Showing posts with label problems. Show all posts
Showing posts with label problems. Show all posts

Saturday, April 16, 2011

Just Random

I really wonder at what time my brain starts to function. It seems that after a day of trying to numb it with games and senseless sitcoms it spurs itself to action and propels me to work. Imagine that! I feel extremely insulted, as I did my utmost best to attempt to put it into a slothful and sleepy state, and yet my own brain is plotting against me, forcing creativity and work out of me.

Oh, the perfidious rotter, my own subconscious at war with it's host. The first thought that springs to my mind is that I my dear brain is extremely ungrateful. After all, am I not a most gracious host? Do I not require almost nothing from it, and summon it to work sporadically, with very generous lunch breaks? Do I not entertain it enough?

Yet, why this rebellious upset. What force of nature is compelling me to attempt to accomplish something at this very unholy hour. I do feel utterly hurt and betrayed by my dear brain. I suppose I am gifted to not posses a very fine specimen, otherwise I would feel that I am doing society a great injustice by not accomplishing anything. But, as the case may be, I am free of that troublesome burden of shaking the world. As such, I am fit to do as I please, but, sigh, I am being conspired against.

They say no man is safe in his own home. I no longer feel safe in mine own body. Who knows what idle acts it may spur me to attempt. Acts such as cleaning, oh, cleaning, my eternal enemy. Or other such time wasters, such as studying, researching, or, dare I say it.....working. Oh brain, thou art a fickle friend and have never been of much use to me. I half suspect that I could live a wholesome life (by current standards) without your presence. Come to think of it, there are many who have tried such a feat as complete brain-killing, either by drug abuse or willful neglect, while others were born almost completely lacking such a loathsome equipment, which, in their case, makes any attempts at destroying such a pathetic creation completely superfluous.

Need I point out that about 70% of these very singular individuals became pop stars, or was it evident to all? The other 30% went for public office.

Are you brain dead?
Enough Said

Sunday, December 12, 2010

What the hell?

What is going on right now? I do not know. Have you ever felt like all you could say was just !!! This makes life all the more complex for the single reason that the question will inexorably come up; How on earth do you say '!'. How do you cope with that low feeling where nothing has really gone wrong, but neither has anything gone right; and you have nothing you can say, and no way to say it.

Sometimes the world just looks at you and decides to manifest goodness and grace upon your life, and just when you think it is going to get better, it turns around and slaps you in your face. I have to admit, however, that I wouldn't know what to do with a life that was only awesome and great. Thinking about it, I don't think anyone really has the capacity to deal with pure good; indeed it is the evil in life which gives a challenge; keeps us grounded, gives us focus.

But trying to define the current crap can be difficult. People spend hundreds of dollars to have professionals give them answers straight out of a textbook written by a man who more or less had serious issues with reality.
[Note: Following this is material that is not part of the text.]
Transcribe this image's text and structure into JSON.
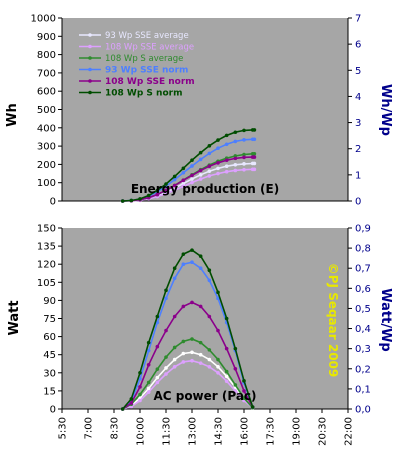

People all walk around, wondering 'who am I' 'why am I', wondering where their life is going, and never having a clue of an answer. But it is all about perception. Imagine a disaster movie; one of those end-of-the world apocalyptic movies that seem to crowd up the box office like so many fleas on a dog, and just as appealing. Imagine yourself with dashing looks and as the hero of the film. Now think of the problems you are having. If you were in one of those save-the-world movies your chief problem would be keeping your hair perfectly styled. Problem No.2 is saving the world.

Now against this backdrop, your current problems do not seem so very big. In fact they seem minuscule, so pathetically small that you will almost laugh. You may even shudder with the thought of accomplishing the almost impossible task of leaping over boulders, dodging bullets, saving the woman you love, all the while keeping your hair looking perfect; and, oh yeah; saving the world.
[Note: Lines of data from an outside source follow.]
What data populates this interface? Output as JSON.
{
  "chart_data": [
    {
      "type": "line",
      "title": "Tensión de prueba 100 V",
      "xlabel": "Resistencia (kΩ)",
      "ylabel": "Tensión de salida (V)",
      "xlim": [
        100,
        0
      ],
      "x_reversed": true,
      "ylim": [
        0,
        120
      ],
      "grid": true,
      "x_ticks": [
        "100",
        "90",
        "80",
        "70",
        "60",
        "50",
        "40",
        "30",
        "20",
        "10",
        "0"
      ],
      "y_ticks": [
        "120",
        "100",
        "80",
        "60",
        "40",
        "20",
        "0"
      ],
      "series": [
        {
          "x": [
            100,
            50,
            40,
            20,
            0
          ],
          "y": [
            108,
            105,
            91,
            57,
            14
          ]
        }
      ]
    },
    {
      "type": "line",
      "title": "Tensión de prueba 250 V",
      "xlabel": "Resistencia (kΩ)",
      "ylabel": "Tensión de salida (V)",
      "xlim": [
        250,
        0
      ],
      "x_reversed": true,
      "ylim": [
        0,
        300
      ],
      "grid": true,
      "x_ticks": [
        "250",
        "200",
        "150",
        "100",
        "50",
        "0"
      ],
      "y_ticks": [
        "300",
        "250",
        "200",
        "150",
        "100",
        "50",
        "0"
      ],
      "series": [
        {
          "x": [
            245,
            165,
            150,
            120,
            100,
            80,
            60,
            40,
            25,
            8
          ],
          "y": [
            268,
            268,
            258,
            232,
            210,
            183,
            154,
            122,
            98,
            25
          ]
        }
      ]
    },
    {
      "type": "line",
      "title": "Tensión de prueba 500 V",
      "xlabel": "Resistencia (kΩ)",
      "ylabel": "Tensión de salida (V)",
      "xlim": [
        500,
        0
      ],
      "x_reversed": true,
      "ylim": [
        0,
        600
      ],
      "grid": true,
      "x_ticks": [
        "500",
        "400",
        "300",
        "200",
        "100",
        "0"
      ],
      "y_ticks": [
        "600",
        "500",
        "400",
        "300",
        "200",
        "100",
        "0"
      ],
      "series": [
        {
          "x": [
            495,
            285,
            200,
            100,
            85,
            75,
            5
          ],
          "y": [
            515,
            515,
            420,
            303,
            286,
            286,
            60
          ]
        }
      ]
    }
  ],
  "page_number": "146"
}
By the way, I do apologize to my reader (I hesitate to pluralize the last word, in light of my current largest problem; finding more than one out of 7 billion people who are even slightly interested in what I have to say) for my lack of being faithful to the blogosphere, and ignoring the countless requests for an update. These requests were ignored largely due to the fact that they originated primarily from my imagination. At either rate, if you are reading this, you have serious problems and need to get your head examined. Or if you want I can just pull out the text book explanation for you 'You have serious problems with wasting time reading worthless blogs which stem from your childhood and the lack of motherly attention that you received from your father'. Trust me, this sounds very life altering coming from a bald person with a beard. If I were to explain my disaster movie theory to him, he would look at me like I was stupid.

Obviously he cannot remember just how tough it is to keep your hair looking perfect while doing incredible back flips necessary to either saving the world, or making a decent take at the box office. This is probably because he cannot do a back flip, or because he has no hair.